The figures shown on the graph are given in terms of “temperature anomaly”, which is a measure of how much warmer or cooler the Earth has been in a particular year compared with a reference period of 1961 to 1990. Anomalies are used rather than absolute temperature because getting a realistic estimate for the Earth’s average surface temperature would be unfeasible given that in some regions, for instance the Sahara desert, there are few measurement stations.
Guessing the real temperature for the rest of the desert would be impossible, but guessing that temperatures are going up and down in the same pattern as the surrounding desert is a reasonable assumption.
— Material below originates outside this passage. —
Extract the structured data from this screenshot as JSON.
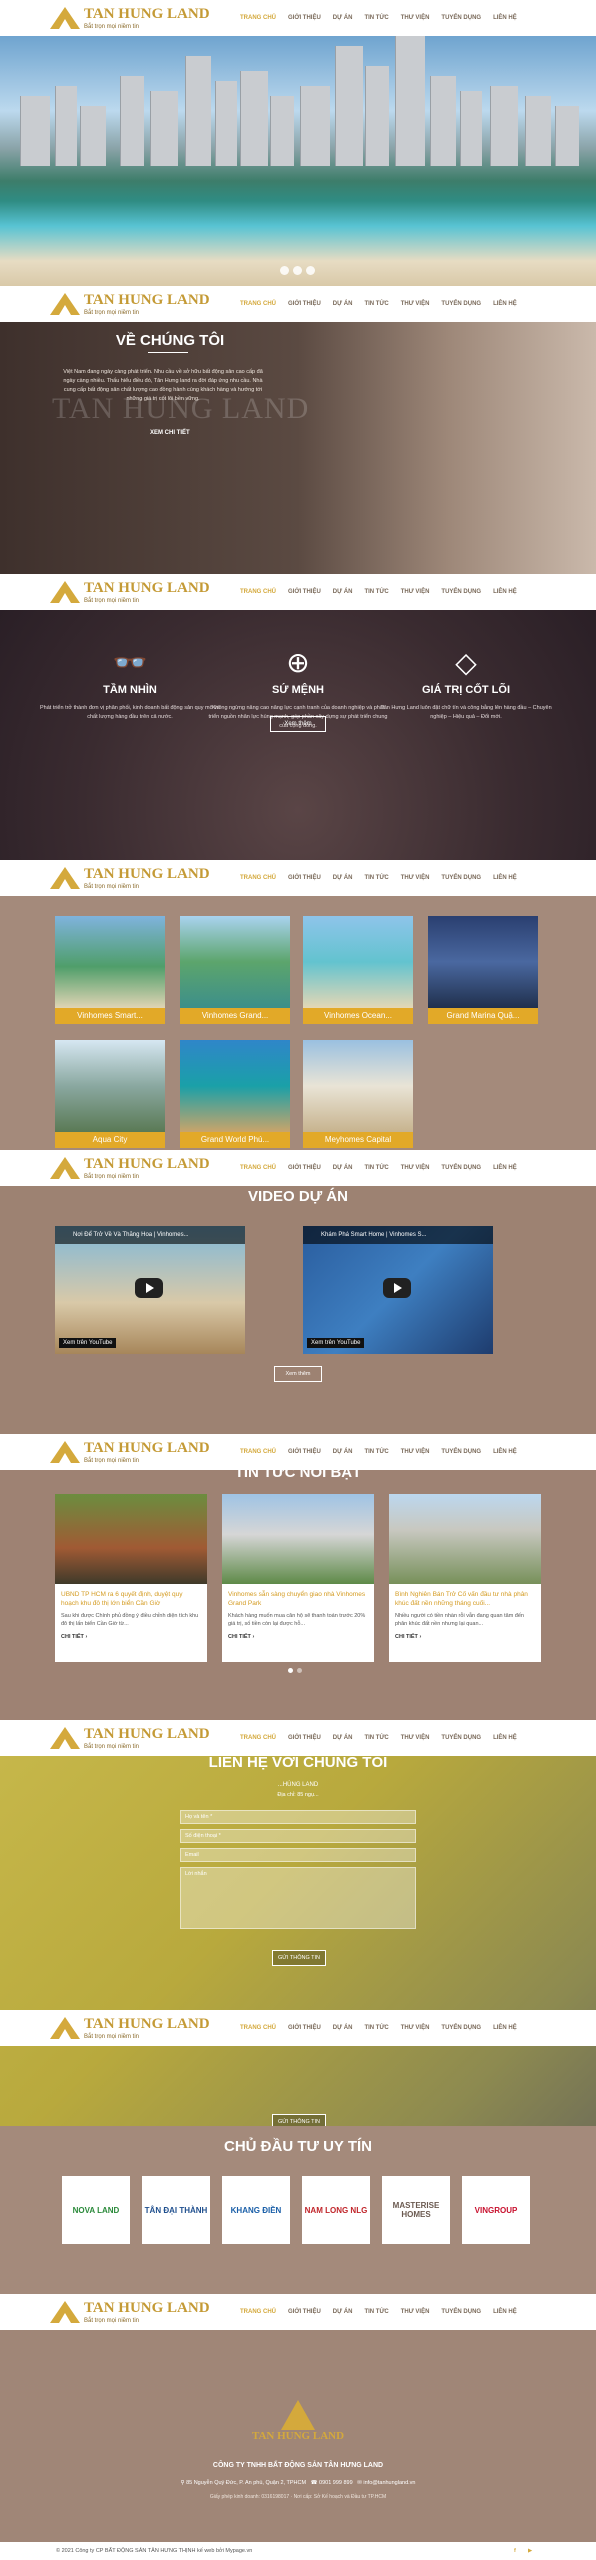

The first thing the record makes clear is that it is impossible to talk about global warming on a year-by-year basis. The short-term climate record is dominated with seemingly random ups and downs that are explained by separate climate phenomena. The apparent cessation of the warming trend in the latter part of this decade, for instance, is likely to be due to a lull in sunspot activity.
El NiƱo results in a warm peak every three to eight years. The eruption of Mount Pinatubo in the Philippines meant that 1991 was a cooler year than expected. Even if temperatures were on a trajectory to rise by 6C over the next century, the short-term variations mean if you watched it happen one year at a time the trend would be difficult to spot.
Averaged over decades, however, these cycles cancel out, revealing the bigger picture of a rapidly warming planet. Each decade since the 1950s has been warmer than the previous one. At a time when public confidence has been eroded in complex research, this record is a reminder of why the subject should be taken seriously.